The Advisory Council will be tasked to come up with new ideas, proposals and strategies for setting up of appropriate Industrial Zones/Estates, common services facilities, entrepreneurship village development programmes, market facilitation programmes, financial support initiatives, venture capital models and other initiatives to strengthen SMEs. Also, the Advisory Council will re-examine the viability of sick industrial entities in coordination with the banks, and guide and support in the implementation of suitable rehabilitation packages.

“The SME Policy Framework broadly sets out the policy direction, the challenges to be addressed and the broad intervention strategies. The major policy intervention areas are identified into six core areas namely enabling environment, modern appropriate technology, entrepreneurial culture and skills development, access to finance, market facilitation and research and development.

Also it is important to focus on the regional balance and resource efficiency in developing SMEs,” Secretary to the Ministry of Industry and Commerce, T M K B Tennakoon said last week announcing that a draft action plan towards implementing the policy paper has already been prepared.

Meanwhile, the government is also looking at setting up strategically important SME cluster committees to discuss the problems of the clusters, areas where assistance is needed, and dialogue and discuss the progress of sectors and assist in formulating of strategies and implementation programs.

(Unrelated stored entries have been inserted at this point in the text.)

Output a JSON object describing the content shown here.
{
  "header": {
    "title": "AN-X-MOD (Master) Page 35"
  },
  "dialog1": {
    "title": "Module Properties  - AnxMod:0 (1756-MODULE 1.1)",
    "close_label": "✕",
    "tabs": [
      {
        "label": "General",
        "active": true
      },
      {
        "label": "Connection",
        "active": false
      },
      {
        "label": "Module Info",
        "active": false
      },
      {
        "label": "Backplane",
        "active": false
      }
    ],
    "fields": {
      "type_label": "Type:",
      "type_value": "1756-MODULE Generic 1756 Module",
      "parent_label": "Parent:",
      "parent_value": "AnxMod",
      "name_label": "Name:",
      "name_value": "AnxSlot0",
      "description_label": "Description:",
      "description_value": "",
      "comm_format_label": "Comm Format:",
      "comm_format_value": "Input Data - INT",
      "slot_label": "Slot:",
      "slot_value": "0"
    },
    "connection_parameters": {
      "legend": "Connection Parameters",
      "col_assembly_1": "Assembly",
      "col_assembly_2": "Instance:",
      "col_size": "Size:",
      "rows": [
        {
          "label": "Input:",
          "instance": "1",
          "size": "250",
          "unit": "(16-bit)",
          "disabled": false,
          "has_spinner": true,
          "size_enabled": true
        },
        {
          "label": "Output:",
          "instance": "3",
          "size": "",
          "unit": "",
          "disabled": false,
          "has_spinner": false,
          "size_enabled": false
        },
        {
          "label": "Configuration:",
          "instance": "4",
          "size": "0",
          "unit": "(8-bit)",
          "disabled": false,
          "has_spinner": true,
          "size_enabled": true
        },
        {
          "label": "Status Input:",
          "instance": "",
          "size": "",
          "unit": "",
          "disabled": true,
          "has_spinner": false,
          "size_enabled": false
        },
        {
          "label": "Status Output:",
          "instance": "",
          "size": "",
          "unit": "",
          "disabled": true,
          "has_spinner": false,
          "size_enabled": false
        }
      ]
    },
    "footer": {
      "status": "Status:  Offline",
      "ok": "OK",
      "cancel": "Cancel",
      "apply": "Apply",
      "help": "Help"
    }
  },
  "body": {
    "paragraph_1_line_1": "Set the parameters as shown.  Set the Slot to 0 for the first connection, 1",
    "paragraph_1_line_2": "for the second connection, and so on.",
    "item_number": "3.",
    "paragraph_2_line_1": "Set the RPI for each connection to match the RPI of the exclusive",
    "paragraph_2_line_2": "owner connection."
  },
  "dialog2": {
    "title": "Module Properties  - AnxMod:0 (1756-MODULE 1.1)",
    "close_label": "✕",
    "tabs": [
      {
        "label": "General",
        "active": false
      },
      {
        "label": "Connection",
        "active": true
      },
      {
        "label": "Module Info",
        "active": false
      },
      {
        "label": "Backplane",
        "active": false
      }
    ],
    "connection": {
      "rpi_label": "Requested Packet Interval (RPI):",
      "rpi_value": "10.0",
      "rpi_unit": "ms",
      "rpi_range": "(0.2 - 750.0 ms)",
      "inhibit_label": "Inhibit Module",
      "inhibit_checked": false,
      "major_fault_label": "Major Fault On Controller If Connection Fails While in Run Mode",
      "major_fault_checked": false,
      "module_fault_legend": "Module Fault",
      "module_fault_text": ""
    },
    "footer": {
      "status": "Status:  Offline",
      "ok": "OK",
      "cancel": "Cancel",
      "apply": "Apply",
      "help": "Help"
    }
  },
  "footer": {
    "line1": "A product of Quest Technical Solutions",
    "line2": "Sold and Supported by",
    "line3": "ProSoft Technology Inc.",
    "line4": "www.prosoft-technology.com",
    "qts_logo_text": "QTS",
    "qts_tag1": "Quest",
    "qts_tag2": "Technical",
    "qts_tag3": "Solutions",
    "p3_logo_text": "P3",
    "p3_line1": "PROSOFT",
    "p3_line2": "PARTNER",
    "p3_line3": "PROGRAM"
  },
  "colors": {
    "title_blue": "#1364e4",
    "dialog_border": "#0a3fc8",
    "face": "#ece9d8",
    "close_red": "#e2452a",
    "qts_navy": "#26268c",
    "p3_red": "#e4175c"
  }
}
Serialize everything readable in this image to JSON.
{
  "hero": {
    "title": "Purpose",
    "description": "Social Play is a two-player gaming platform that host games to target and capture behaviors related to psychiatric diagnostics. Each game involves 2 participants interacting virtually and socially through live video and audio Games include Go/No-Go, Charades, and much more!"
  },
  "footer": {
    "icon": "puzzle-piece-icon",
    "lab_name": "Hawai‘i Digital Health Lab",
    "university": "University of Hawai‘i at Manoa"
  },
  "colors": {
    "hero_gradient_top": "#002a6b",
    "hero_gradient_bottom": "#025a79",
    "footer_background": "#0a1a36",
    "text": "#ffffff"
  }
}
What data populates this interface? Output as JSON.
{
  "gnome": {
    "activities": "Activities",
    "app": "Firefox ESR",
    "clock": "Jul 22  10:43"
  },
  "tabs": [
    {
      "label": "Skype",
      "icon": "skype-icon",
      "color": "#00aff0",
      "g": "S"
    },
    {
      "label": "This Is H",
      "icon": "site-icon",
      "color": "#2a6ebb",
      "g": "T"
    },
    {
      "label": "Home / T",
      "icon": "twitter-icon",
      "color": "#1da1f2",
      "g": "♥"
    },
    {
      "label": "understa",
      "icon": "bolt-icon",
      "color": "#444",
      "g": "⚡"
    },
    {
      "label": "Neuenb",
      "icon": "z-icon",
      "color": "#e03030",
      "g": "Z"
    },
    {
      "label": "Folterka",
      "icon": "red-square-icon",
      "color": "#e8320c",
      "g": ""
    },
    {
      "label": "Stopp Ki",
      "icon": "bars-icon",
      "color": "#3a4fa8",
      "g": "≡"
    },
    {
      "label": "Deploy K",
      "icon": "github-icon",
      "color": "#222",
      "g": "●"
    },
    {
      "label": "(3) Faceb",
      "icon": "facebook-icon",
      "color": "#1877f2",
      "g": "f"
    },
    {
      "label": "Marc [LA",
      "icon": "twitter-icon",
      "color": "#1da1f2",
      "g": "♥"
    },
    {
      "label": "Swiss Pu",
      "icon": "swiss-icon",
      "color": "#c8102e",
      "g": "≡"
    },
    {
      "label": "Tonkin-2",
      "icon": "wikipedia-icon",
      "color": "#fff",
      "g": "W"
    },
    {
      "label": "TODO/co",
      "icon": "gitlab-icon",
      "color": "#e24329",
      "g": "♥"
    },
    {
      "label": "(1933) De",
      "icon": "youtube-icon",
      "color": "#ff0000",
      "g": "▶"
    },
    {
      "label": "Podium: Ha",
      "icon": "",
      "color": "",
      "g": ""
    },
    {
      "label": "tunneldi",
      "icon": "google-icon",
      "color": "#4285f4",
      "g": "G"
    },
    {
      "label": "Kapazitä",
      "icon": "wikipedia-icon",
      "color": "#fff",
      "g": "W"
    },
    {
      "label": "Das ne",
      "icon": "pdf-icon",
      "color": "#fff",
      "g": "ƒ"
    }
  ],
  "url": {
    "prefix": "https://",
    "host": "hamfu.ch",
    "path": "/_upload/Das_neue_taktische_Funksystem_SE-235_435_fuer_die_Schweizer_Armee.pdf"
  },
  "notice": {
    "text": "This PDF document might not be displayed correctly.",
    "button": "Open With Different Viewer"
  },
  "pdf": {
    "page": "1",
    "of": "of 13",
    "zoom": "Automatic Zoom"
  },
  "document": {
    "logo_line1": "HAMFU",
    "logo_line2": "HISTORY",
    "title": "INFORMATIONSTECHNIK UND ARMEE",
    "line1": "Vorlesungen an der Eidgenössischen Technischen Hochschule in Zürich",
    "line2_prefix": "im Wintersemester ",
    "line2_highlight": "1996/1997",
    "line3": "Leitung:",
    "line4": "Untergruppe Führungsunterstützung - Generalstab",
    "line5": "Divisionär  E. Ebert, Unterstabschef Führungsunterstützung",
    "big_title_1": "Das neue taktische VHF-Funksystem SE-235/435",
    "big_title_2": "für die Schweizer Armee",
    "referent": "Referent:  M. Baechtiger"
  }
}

The SME Policy Framework states that these cluster committees or panels will comprise of representatives of Ministries and Department, statutory bodies, private sector, chambers, industrial associations, academia and representatives of the relevant sector of the industrialists.

The cluster committees will initially focus on high potential promising sectors identified in the National SME Policy Framework, which aims to support start-up SME enterprises, strengthen the existing enterprises and extend nursing programmes for potentially viable sick SMEs.

According to the Ministry, the term SME is used to denote micro, small and medium enterprises. Different countries use different definitions for SMEs based on their level of development. The commonly used yardsticks are total number of employees, annual turnover and total investment. In the Sri Lankan context, the SME policy framework defines SMEs based on the number of employees and annual turnover

The category of SMEs is made up of a enterprises which employ less than 300 employees and which have an annual turnover not exceeding Rs.750 Mn. In this context, micro enterprises are also read with SMEs for any policy related measures.